The importance of data to direct and assist improvement is understood by school leaders, yet the concept does not seem to have filtered down to students - until now.
An app called GradeHub allows students to use data to work out what they need to do to achieve higher grades, particularly those on the cusp of grade boundaries.
It does this by enabling students to input the grades they receive for assessments across the year in each subject they are taught. The app plots these results on a graph and predicts the grade the student would be likely to receive at the end of the year if they continued at that level of achievement. Students can then click on a "what if" section, which shows what end-of-year grade could be achieved if they upped their game a little bit.
For the latter, students can set themselves a target for the end of the year and the app will tell them what assessment grades they will need to meet that target.
It also offers tactics to help hit those grades, such as attending homework clubs, extra homework or summarising each lesson into 10 key points. Schools can also add their own advice.
Phil Jones, co-founder of Achievement Trackers, the consultancy that developed the app, explains that these tactics are already used by school improvement professionals.
He says that the idea for the app came after years of working with schools where he noticed that students were often unaware of the progress they were expected to make to enhance their grades - sometimes just improving their class assessments by one or two grades could significantly increase their chances of success at GCSE (exams in England and Wales for 16-year-olds).

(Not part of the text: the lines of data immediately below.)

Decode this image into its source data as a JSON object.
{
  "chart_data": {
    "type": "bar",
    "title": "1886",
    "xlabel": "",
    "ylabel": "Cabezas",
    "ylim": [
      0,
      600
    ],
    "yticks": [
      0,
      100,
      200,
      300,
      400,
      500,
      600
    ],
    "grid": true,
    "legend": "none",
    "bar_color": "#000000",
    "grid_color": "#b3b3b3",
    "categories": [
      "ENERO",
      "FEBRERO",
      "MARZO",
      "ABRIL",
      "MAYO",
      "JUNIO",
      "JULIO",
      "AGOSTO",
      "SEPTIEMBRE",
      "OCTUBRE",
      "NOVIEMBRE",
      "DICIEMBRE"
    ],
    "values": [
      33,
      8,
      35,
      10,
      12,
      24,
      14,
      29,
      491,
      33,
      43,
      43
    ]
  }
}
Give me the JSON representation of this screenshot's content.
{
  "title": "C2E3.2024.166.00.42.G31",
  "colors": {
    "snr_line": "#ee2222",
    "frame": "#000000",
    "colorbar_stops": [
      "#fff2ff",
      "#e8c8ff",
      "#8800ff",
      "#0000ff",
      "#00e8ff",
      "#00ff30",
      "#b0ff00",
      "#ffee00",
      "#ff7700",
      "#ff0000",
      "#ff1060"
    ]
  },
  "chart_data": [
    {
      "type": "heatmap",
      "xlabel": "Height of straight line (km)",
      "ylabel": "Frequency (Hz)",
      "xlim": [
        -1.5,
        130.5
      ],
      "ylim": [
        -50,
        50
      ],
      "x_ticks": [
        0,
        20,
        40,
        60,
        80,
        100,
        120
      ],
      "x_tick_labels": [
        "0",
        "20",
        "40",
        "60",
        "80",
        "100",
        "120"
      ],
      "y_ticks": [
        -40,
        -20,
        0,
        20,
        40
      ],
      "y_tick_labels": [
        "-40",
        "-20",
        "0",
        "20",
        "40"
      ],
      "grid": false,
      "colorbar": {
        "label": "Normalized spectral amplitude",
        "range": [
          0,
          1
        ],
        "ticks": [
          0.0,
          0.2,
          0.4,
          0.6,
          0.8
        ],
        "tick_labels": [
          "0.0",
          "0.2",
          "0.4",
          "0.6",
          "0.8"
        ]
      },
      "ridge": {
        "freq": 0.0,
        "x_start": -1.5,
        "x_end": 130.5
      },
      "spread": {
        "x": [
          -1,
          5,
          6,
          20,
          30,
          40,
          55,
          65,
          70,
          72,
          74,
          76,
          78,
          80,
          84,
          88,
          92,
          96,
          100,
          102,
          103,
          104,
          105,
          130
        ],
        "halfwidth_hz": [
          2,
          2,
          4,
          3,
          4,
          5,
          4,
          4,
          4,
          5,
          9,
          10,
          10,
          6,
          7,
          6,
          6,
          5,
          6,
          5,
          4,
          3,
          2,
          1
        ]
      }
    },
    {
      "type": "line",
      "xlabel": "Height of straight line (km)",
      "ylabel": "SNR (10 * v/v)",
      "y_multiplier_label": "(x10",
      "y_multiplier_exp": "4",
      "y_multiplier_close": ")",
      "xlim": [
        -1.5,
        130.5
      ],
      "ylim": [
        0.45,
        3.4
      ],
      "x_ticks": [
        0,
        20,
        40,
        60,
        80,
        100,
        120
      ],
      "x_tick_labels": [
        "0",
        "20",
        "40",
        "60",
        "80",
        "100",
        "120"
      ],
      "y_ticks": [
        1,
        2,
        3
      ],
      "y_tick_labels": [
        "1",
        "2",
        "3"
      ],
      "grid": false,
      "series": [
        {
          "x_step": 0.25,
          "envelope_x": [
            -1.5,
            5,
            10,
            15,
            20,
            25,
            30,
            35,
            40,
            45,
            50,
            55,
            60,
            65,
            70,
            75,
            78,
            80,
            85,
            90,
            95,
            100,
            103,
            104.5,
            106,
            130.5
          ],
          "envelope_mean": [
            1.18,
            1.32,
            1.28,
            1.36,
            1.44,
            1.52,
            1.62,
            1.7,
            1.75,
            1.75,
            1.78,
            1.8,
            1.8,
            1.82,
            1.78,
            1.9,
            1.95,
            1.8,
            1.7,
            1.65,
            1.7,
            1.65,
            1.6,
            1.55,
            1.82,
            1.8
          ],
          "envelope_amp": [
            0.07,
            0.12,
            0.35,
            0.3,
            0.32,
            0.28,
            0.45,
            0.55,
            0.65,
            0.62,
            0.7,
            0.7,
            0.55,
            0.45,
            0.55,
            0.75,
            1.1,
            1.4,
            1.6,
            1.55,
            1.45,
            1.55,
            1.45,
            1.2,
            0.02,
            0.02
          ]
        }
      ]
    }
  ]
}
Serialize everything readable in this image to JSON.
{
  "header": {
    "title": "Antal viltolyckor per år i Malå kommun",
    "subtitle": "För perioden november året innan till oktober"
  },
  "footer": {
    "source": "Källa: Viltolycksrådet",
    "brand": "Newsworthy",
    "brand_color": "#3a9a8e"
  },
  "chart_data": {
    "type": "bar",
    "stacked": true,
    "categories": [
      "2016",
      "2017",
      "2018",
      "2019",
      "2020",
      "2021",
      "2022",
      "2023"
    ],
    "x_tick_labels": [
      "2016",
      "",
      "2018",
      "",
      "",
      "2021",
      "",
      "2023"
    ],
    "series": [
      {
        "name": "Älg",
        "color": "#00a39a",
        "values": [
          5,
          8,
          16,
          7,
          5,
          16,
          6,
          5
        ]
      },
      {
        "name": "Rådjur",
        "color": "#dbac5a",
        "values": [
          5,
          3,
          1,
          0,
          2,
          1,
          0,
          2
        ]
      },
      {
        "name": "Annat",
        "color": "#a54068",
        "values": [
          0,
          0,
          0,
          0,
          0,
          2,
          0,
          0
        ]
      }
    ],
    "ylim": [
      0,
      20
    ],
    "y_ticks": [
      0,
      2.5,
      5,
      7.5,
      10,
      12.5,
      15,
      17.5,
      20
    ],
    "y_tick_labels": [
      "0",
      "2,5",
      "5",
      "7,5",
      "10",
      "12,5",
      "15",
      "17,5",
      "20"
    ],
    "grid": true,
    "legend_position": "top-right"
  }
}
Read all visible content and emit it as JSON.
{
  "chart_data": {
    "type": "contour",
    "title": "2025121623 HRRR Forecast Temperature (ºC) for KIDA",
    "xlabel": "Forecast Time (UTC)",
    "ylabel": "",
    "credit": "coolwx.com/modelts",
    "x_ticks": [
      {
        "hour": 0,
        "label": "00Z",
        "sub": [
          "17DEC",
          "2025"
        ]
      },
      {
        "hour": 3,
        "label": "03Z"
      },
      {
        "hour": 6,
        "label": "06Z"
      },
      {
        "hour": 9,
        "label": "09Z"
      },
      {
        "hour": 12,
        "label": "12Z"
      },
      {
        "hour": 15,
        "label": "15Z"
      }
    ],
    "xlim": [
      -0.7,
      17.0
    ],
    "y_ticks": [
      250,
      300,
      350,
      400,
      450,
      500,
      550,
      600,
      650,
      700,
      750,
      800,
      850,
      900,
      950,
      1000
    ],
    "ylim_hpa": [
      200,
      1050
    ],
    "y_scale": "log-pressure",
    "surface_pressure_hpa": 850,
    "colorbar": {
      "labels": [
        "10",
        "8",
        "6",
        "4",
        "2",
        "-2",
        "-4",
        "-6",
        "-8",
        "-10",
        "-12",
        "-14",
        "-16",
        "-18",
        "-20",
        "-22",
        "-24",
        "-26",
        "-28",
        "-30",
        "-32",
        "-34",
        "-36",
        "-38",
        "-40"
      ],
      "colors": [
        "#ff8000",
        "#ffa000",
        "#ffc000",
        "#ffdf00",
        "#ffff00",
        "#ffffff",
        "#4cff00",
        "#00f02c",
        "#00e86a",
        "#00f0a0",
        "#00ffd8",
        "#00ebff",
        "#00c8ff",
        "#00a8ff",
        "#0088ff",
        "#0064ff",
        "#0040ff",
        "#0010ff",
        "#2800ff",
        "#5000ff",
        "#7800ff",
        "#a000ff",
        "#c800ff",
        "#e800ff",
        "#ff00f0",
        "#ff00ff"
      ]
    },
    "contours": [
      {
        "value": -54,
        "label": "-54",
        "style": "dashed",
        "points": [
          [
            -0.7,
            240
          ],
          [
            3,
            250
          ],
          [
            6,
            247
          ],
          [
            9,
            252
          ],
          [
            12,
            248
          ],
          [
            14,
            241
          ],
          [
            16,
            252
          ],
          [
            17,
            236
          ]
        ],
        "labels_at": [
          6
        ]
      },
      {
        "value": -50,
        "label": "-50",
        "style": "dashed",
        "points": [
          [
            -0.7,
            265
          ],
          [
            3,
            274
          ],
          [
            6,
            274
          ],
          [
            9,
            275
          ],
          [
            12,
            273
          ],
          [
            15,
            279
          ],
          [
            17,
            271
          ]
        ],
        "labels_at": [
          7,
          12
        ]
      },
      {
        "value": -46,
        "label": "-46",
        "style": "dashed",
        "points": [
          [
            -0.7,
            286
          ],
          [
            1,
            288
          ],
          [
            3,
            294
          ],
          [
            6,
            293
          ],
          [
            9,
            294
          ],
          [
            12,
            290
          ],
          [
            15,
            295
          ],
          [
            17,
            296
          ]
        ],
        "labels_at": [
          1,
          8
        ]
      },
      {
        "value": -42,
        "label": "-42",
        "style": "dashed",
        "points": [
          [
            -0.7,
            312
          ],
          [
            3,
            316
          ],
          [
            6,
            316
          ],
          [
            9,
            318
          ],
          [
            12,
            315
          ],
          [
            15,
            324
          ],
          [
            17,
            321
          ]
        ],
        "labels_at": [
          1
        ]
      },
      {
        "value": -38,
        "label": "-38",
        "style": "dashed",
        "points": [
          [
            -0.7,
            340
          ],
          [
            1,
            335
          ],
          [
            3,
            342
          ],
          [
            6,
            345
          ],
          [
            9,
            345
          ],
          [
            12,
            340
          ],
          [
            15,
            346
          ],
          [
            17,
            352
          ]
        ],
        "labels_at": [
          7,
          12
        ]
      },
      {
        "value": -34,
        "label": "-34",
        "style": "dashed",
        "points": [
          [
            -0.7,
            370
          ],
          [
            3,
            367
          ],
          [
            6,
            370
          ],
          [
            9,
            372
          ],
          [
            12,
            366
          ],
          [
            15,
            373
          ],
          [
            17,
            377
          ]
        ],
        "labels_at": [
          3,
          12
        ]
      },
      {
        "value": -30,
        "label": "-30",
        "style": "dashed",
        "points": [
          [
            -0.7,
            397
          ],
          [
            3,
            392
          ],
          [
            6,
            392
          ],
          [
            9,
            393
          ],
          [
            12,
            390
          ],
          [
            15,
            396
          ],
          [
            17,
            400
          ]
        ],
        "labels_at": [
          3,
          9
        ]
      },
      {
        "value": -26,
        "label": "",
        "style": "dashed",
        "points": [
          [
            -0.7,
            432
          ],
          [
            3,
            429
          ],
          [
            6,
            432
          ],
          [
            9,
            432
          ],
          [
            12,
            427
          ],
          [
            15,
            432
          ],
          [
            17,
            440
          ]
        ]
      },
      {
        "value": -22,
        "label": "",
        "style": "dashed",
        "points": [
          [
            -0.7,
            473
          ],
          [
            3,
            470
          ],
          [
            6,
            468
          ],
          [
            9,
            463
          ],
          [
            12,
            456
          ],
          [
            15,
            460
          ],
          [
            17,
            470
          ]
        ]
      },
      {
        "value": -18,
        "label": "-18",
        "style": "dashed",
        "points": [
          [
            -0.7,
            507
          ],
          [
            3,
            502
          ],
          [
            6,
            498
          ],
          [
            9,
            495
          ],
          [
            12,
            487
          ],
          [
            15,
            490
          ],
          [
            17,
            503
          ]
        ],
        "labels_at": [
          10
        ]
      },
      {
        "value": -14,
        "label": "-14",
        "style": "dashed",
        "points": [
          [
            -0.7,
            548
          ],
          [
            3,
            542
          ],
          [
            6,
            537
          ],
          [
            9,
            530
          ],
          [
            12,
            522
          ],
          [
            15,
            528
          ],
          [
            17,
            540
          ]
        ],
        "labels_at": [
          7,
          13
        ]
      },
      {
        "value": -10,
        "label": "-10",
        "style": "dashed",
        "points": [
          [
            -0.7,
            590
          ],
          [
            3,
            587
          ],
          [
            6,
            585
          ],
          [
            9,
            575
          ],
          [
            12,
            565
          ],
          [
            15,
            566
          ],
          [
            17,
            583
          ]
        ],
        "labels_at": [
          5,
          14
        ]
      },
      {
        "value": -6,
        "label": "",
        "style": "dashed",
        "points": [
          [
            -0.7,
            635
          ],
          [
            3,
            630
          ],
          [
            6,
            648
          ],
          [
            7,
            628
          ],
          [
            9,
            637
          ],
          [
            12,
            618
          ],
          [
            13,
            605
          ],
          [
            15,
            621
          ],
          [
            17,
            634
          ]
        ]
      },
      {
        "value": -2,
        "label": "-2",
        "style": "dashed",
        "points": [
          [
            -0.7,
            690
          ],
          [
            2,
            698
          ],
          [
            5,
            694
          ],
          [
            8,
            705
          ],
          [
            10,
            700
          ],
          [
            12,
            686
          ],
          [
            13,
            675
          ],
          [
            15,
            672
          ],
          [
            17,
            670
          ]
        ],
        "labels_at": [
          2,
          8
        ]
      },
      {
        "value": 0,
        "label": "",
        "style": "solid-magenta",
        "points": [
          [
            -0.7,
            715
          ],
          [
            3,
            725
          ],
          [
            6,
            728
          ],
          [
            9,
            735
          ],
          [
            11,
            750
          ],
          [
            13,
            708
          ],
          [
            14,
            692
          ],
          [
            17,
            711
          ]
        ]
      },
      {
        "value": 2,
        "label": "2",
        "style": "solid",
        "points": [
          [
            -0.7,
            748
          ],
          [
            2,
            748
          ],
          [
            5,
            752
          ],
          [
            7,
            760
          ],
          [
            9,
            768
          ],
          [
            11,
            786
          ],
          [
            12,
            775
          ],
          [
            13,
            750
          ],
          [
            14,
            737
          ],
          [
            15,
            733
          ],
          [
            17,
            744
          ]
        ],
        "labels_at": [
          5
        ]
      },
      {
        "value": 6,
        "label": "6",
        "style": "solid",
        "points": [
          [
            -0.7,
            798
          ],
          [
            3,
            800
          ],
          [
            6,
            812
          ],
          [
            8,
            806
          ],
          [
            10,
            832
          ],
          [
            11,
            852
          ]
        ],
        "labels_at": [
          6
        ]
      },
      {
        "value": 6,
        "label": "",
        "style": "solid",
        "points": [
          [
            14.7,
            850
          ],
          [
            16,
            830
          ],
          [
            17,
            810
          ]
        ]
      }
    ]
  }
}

The app has been trialled in six schools across England over the past nine months, leading to some significant improvements according to those involved.
Simon Glasson, deputy headteacher at Phoenix High School in West London, which is one of the most successful state schools in the UK's capital and one of the first to trial the app, says that it helps to motivate students.
"It is attractive to students because it is user-friendly, interactive and has more than one capability," Glasson says.
"The visual impact is powerful and helps to incentivise students to set personal targets and track and monitor their own progress. They can share their progress at home, which will enable parents to have a better understanding of their child's learning."